Worship Before the Holy Thorn
Did you know that the Pag Benedictine nuns have kept something hidden in their monastery? Now is your chance to discover what has been held in secret for centuries. It is the "Holy Thorn,” said to be a part of the crown that Jesus Christ wore during his death. We suggest you go and see it to believe it.
Legend says that the Holy Thorn was brought to Pag in 1443 by a Franciscan monk upon returning from the Holy Land. He gave it to his sister after taking her monastic vows in the Benedictine monastery in Pag. Truth or fiction?
You're able to observe the Holy Thorn daily on a tour that leaves at 10:30 am or about 6:00 pm each day. The tour departs from the center of Pag and lasts one hour.
Once at the Pag Benedictine Monastery, you'll bear witness to the hermetically sealed glass cylinder containing part of the crown. It is entirely preserved and has been authenticated by the papal envoy who stated, "Esse de corona Domini!", meaning it is from the crown of the Lord!".
The Benedictine nuns have carefully guarded this relic for centuries, and now you have the chance to join one of these special lead tours to see it for yourself.
Pag Lace Cours
Pag Island women have been making lace for centuries, and the lace made on the island is protected by UNESCO and among some of the most famous in the world. Now, you can learn the ancient lace craft by participating in this absolutely fascinating lace-making workshop.
This cultured workshop runs over seven days, and your package includes all your accommodation (double room), with a hearty breakfast, the Pag lace-making equipment, all accompanied by a professional instructor.
For centuries the lace made in Pag has been used as a part of formal wear, decorative tablecloths, and artworks. The lace is still a source of income for many of the Pag lacemakers. Acquiring the skill level to make this lace is a lengthy process, which is why the course is enjoyed over a week. Then, the lace you make during the course can be taken home to be used however you choose.
During the week of lace making, you will also get to discover other parts of Pag though, sightseeing the olive groves and Old Town, tasting locally made wine, cheese, honey, and baškotin (which is a fragrant toast baked by the Benedictine nuns).

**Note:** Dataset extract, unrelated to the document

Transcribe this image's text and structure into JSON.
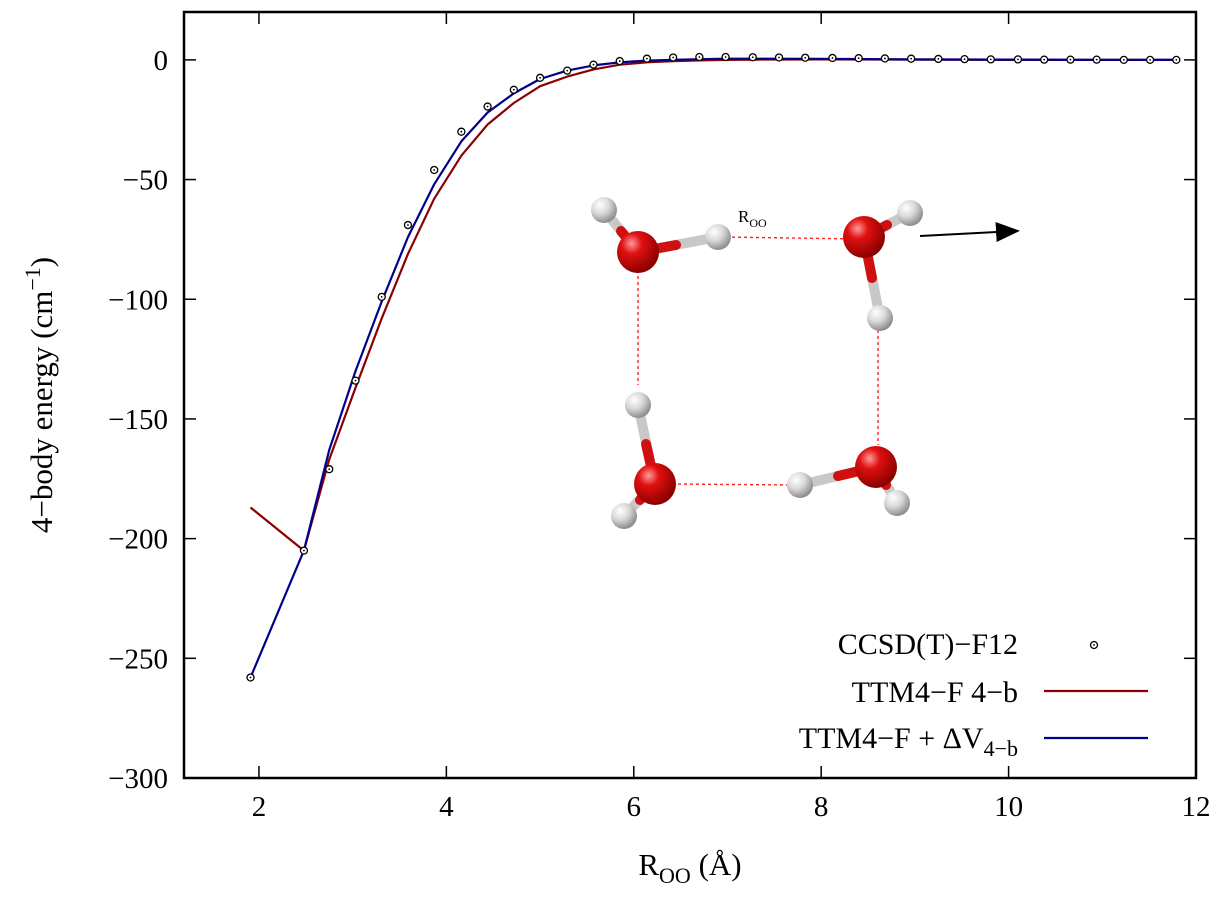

Tea at The Benedictine Monastery
Take a peek behind the scenes of a Benedictine monastery and see a part of a world that is not often opened to the public.
This fascinating daily tour departs Pag and heads to the Pag Benedictine Monastery, built more than seven centuries ago. Since then, the nuns have been making this intricate lace that has been inscribed on the UNESCO list of intangible cultural heritage. At the monastery, the nuns also make Baškotin, an aromatic rusk bread. Learn about how they make this bread by hand in small batches using a 300-year-old recipe.
During the hour tour, you see numerous valuable objects housed at the monastery, and you'll bear witness to how the nuns live their quiet and peaceful life while you share a cup of tea with the nuns and say a prayer.